Darius Reynaud and Vaughn Rivers provided the Mountaineers with the top return duo in the league. Reynaud averaged 26.3 yards per return (third best in the conference) while Rivers chipped in with 22.7 yards per runback. Stewart pointed out that in one game West Virginia had a +80 yard advantage on kickoff returns – the equivalent of eight first downs. The Mountaineers finished second in the league overall in this category.
With the mid-season switch in punters, WVU didn't qualify a player for league leadership. However, the Mountaineers finished the regular season with a 37.0 net yards per punt average –- a solid figure by any reckoning. West Virginia was outgained by 4/10 of a yard per punt return on the season -- the only special teams area in which is was outperformed.
Rivers again delivered in this phase, averaging 11.24 yards per return while scoring one touchdown. Anything over ten yards is outstanding, and on average, Rivers gave the WVU offense a first down before it even took the field.

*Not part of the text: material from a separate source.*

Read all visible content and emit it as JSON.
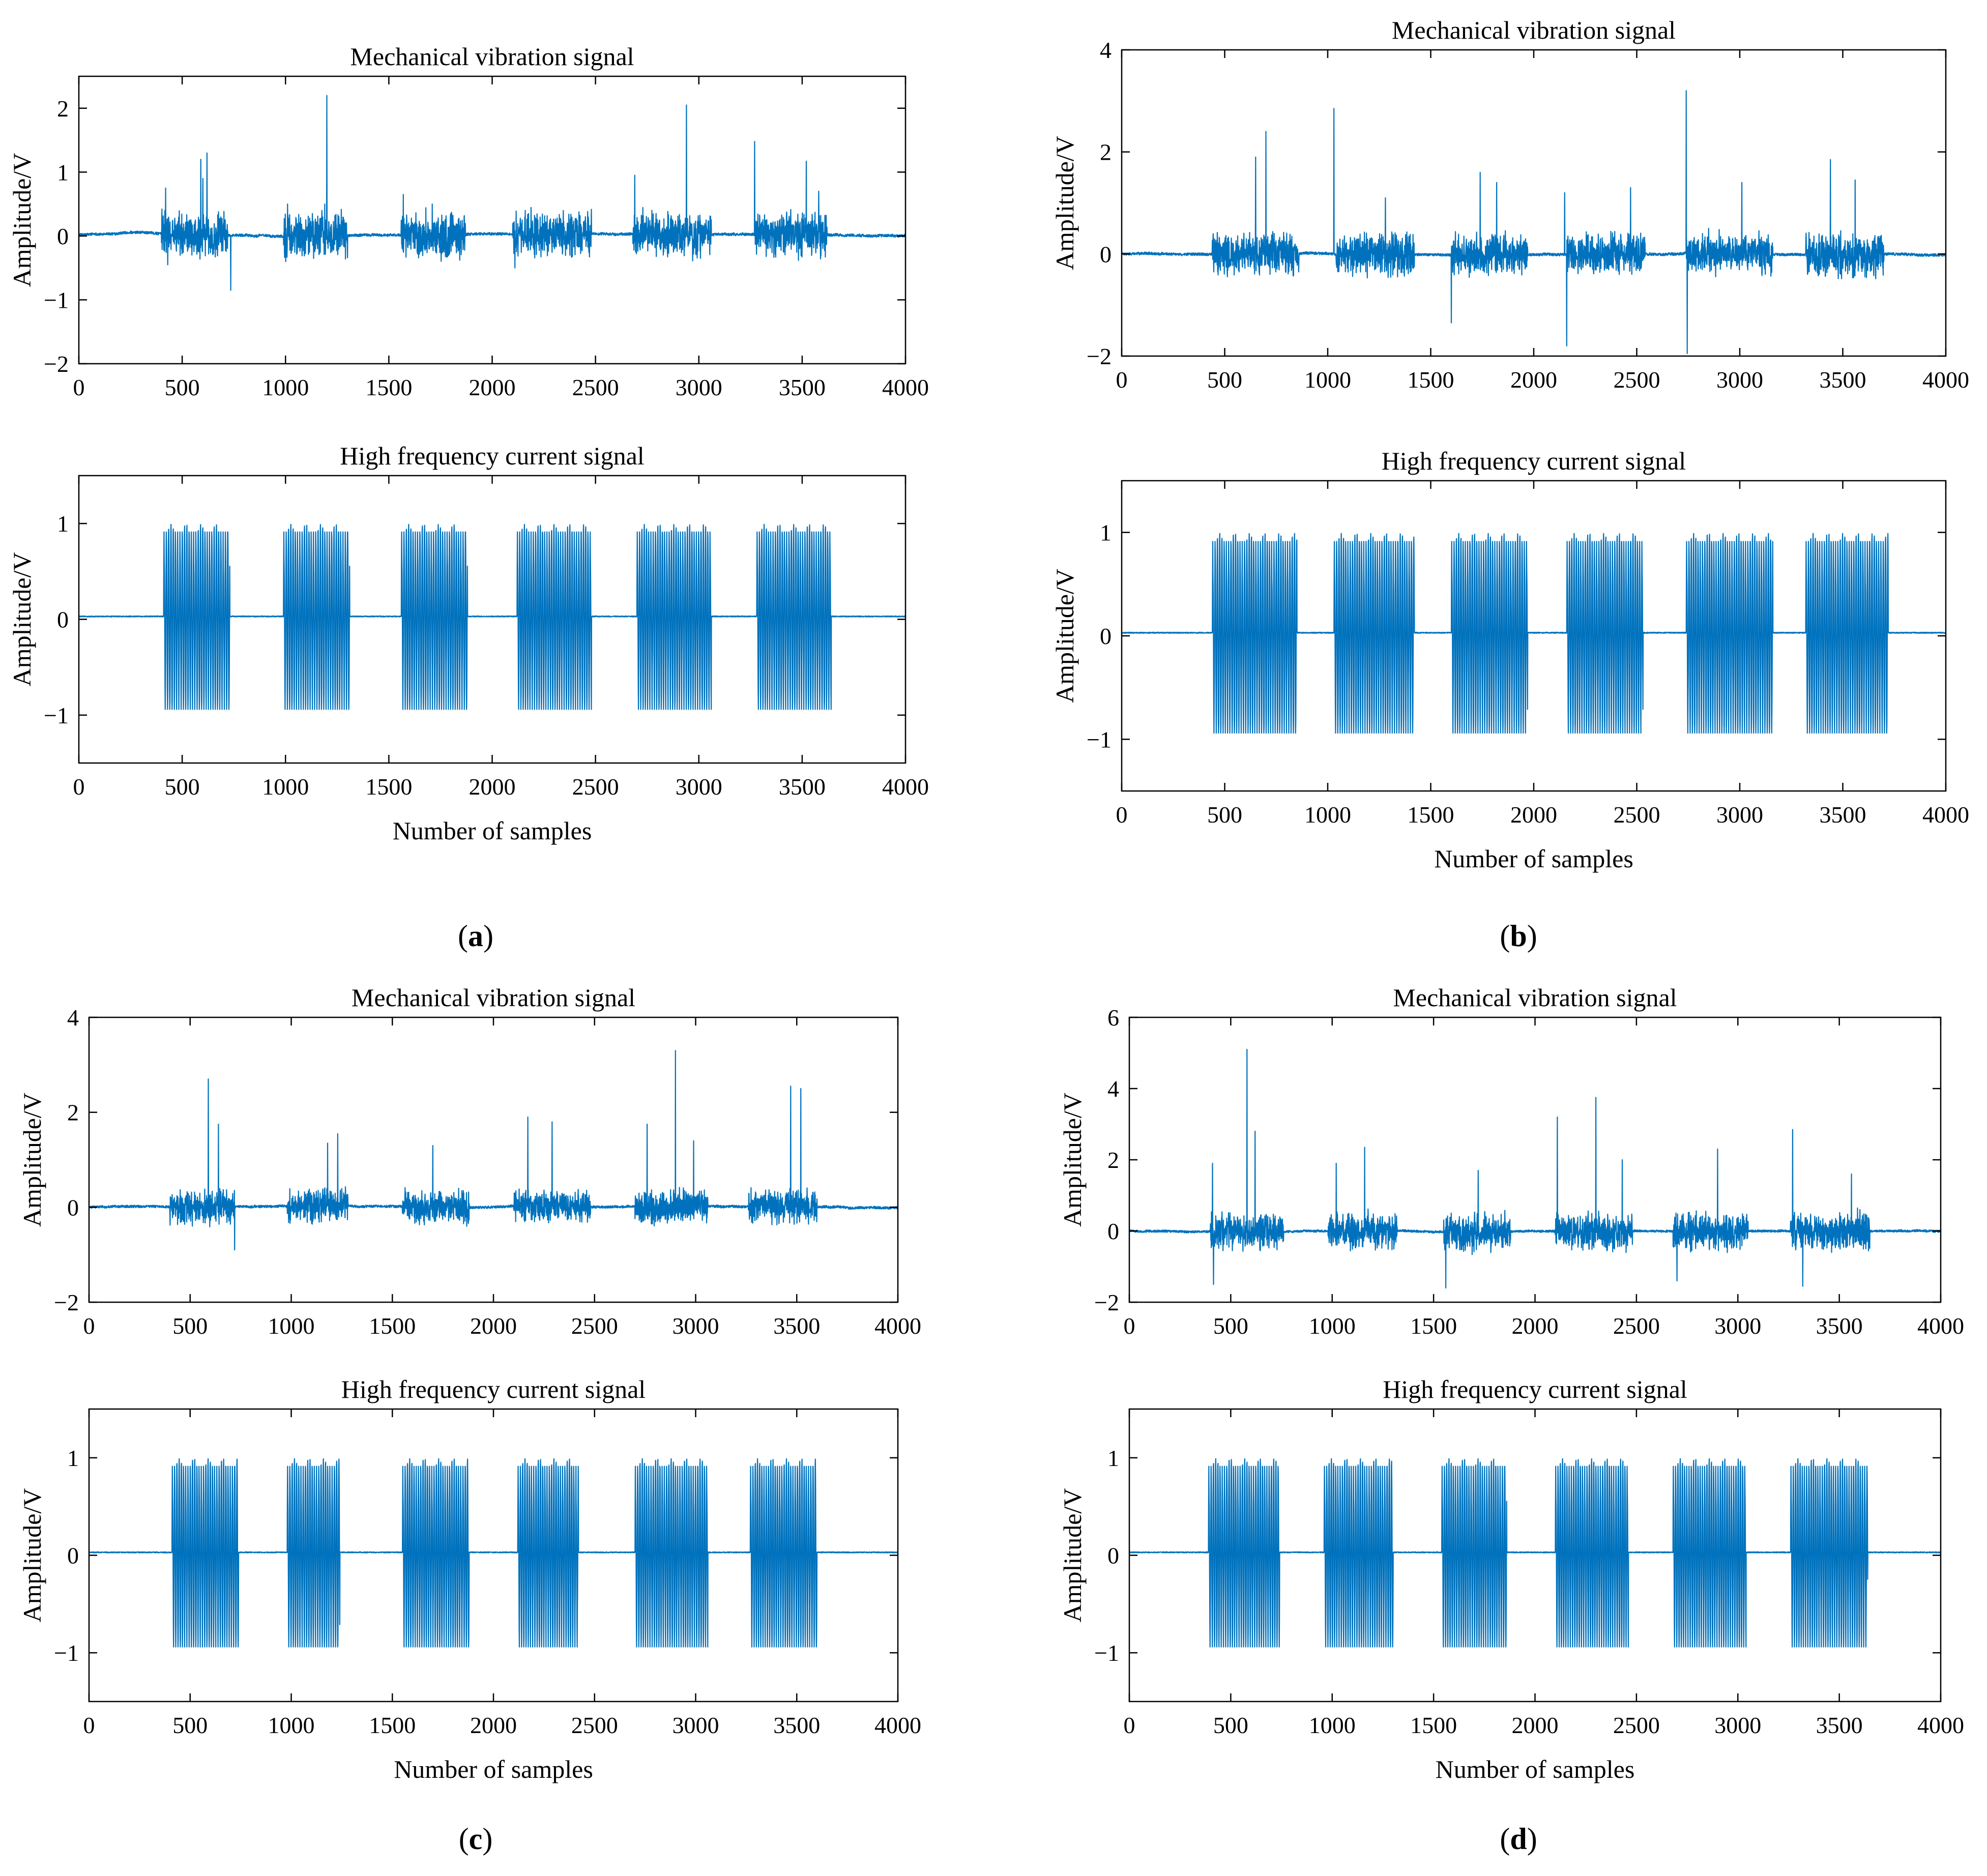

McAfee was perfect on extra points, making all 57 of his attempts. He did not miss a field goal from inside 40 yards, and bombed through a 51-yarder in treacherous conditions at Pitt.
Do these stats add up to make the 2006 Mountaineers the greatest special teams ever? Of course not. However, there were many good performances on those squads in 2006 – ones that should far outweigh the handful of mistakes that were made.
"All we ever hear about is the 1996 punt block," said the ever-positive Stewart. "There are good things going on here with special teams that don't get enough attention."